2 Deze feesten waren niet alleen gelegenheden tot vreugde en lichamelijke rust, doch waren in de eerste plaats gelegenheden tot religieuze en geestelijke opbouw. Het waren feesten van Jehovah, tot zijn lof en eer. Door middel van deze feesten onderwees Jehovah, de grote Koning en Wetgever, de Organisator van de natie, zijn volk in zijn goddelijke wil en voornemen, alsmede in vele fundamentele beginselen, en gaf hun de gelegenheid hun waardering en dankbaarheid jegens Jehovah voor zijn goedheid en barmhartigheid en voor alle zegeningen die hij gedurende het jaar had verschaft, tot uitdrukking te brengen. Bovendien, en dit is voor ons uitermate belangrijk, onderwijst Jehovah thans de christenen niet alleen in dezelfde beginselen, maar door middel van deze joodse feesten heeft hij ook vele profetieën gemaakt die in onze tijd in vervulling gaan. Met andere woorden, Jehovah heeft, met de mensen van een hele natie als acteurs, op het reusachtige toneel van het land Palestina, en speciaal van de stad Jeruzalem, taferelen voor het voetlicht gebracht, die „een schaduw . . . van de toekomstige goede dingen” zijn (Hebr. 10:1). Door de Israëlieten dus bij de viering van hun feesten gade te slaan, ontvangen wij thans onderricht over belangrijke dingen die in onze tijd zijn vervuld en worden ons bovendien vele lessen geleerd betreffende Jehovah’s wil, zijn voornemens en beginselen. Laten wij daarom nu op ons gemak gaan zitten en naar de spelers kijken terwijl zij de taferelen van elk van deze joodse feesten opvoeren.
DE SABBAT
3, 4. (a) Beschrijf een sabbatdag. (b) Waarom voelden de joden zich lichamelijk en geestelijk verkwikt door het houden van de sabbat?

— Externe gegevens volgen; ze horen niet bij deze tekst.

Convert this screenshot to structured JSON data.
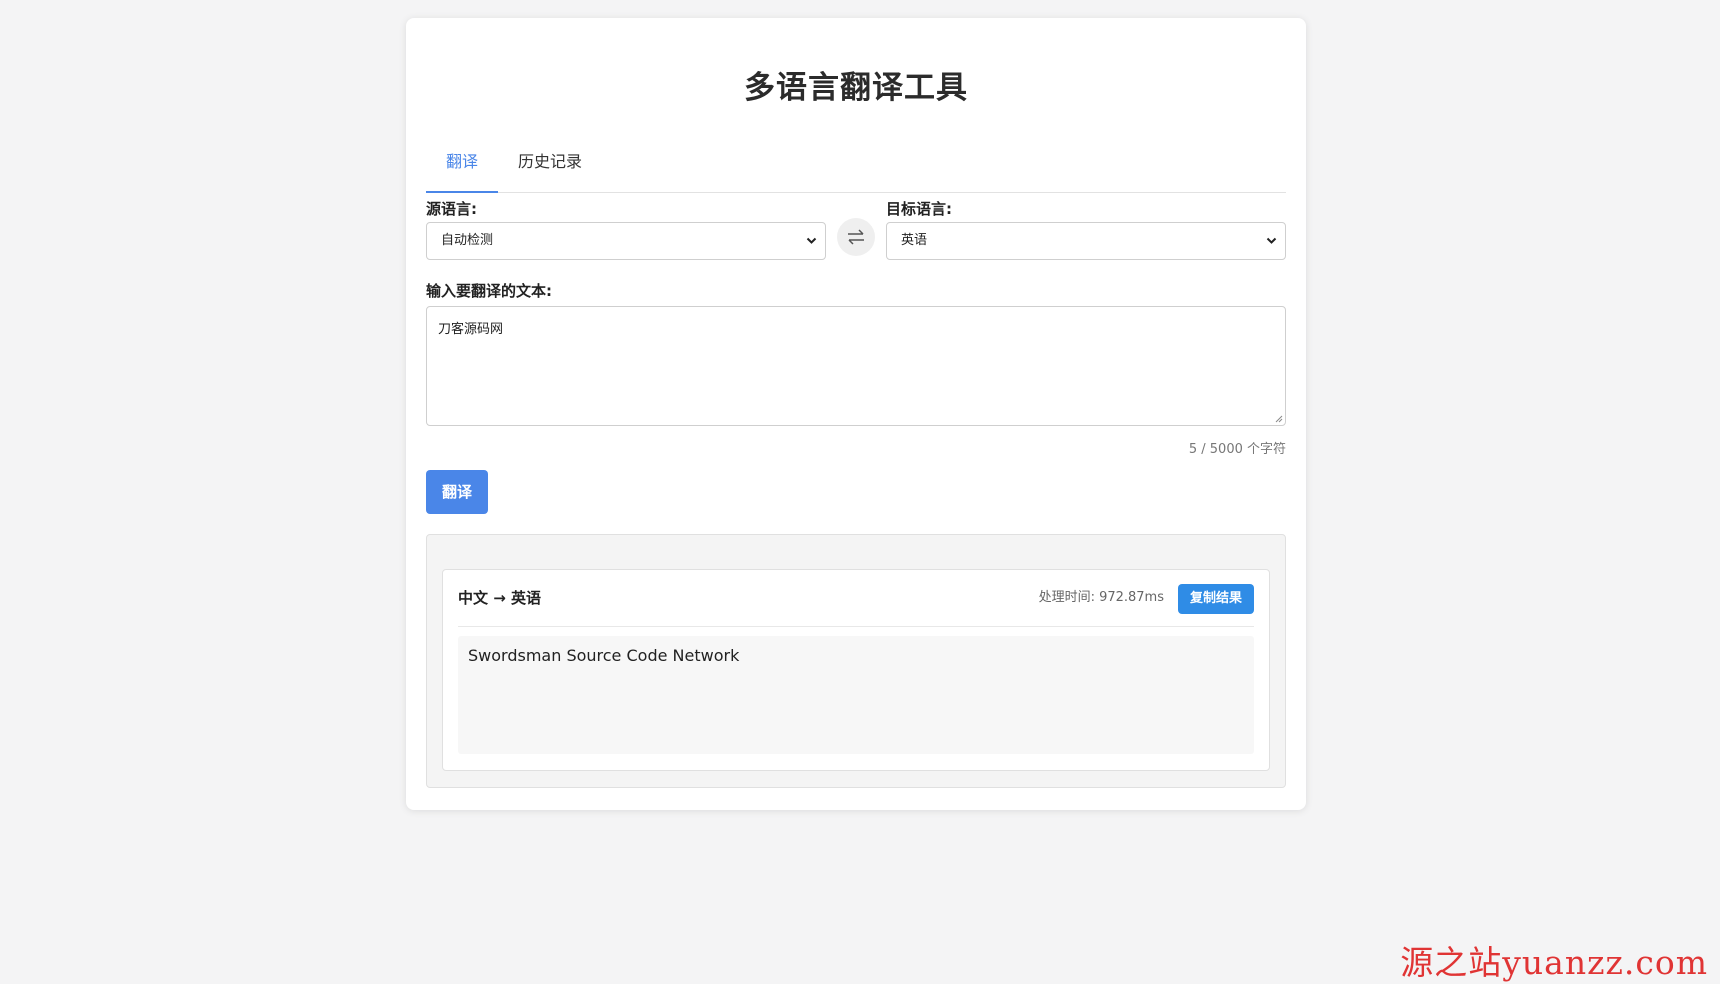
{
  "title": "多语言翻译工具",
  "tabs": [
    {
      "label": "翻译",
      "active": true
    },
    {
      "label": "历史记录",
      "active": false
    }
  ],
  "source": {
    "label": "源语言:",
    "selected": "自动检测"
  },
  "target": {
    "label": "目标语言:",
    "selected": "英语"
  },
  "swap": {
    "icon": "swap-arrows-icon"
  },
  "input": {
    "label": "输入要翻译的文本:",
    "value": "刀客源码网",
    "counter": "5 / 5000 个字符"
  },
  "translate_button": "翻译",
  "result": {
    "lang_pair": "中文 → 英语",
    "processing_time": "处理时间: 972.87ms",
    "copy_button": "复制结果",
    "text": "Swordsman Source Code Network"
  },
  "watermark": "源之站yuanzz.com",
  "colors": {
    "accent": "#4a86e8",
    "copy_button": "#2f8ce6",
    "watermark": "#e03434"
  }
}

3 „Zes dagen mag arbeid verricht worden, maar op den zevenden dag zal er een volkomen sabbat zijn: een heilige samenkomst; generlei arbeid zult gij verrichten, het is een sabbat voor den HERE in al uw woonplaatsen” (Lev. 23:3). Kort na hun bevrijding uit de slavernij in Egypte ontvingen de Israëlieten op weg naar de berg Sinaï een sabbatvoorschrift. Dit kwam volledig tot uitdrukking in het vierde van de Tien Geboden (Ex. 20:8-11). De sabbatdag begon bij zonsondergang van de zesde dag en duurde tot zonsondergang van de zevende dag. In Jezus’ tijd kondigden op de zesde dag zes harde stoten op de trompet, drie omstreeks het negende uur (3 n.m.) en drie bij zonsondergang, het begin ervan aan. De sabbat was een dag van volkomen rust, zelfs voor slaven en beesten. Het was Jehovah’s dag, een dag die hij opzij had gezet voor het onderhouden van bepaalde dingen. Als zij het doel van de sabbat zouden begrijpen en de dag gehoorzaam in acht zouden nemen, zou dit werkelijke vreugde met zich brengen (Jes. 58:13, 14). Het opzettelijk schenden van de sabbat zou echter de doodstraf tot gevolg hebben.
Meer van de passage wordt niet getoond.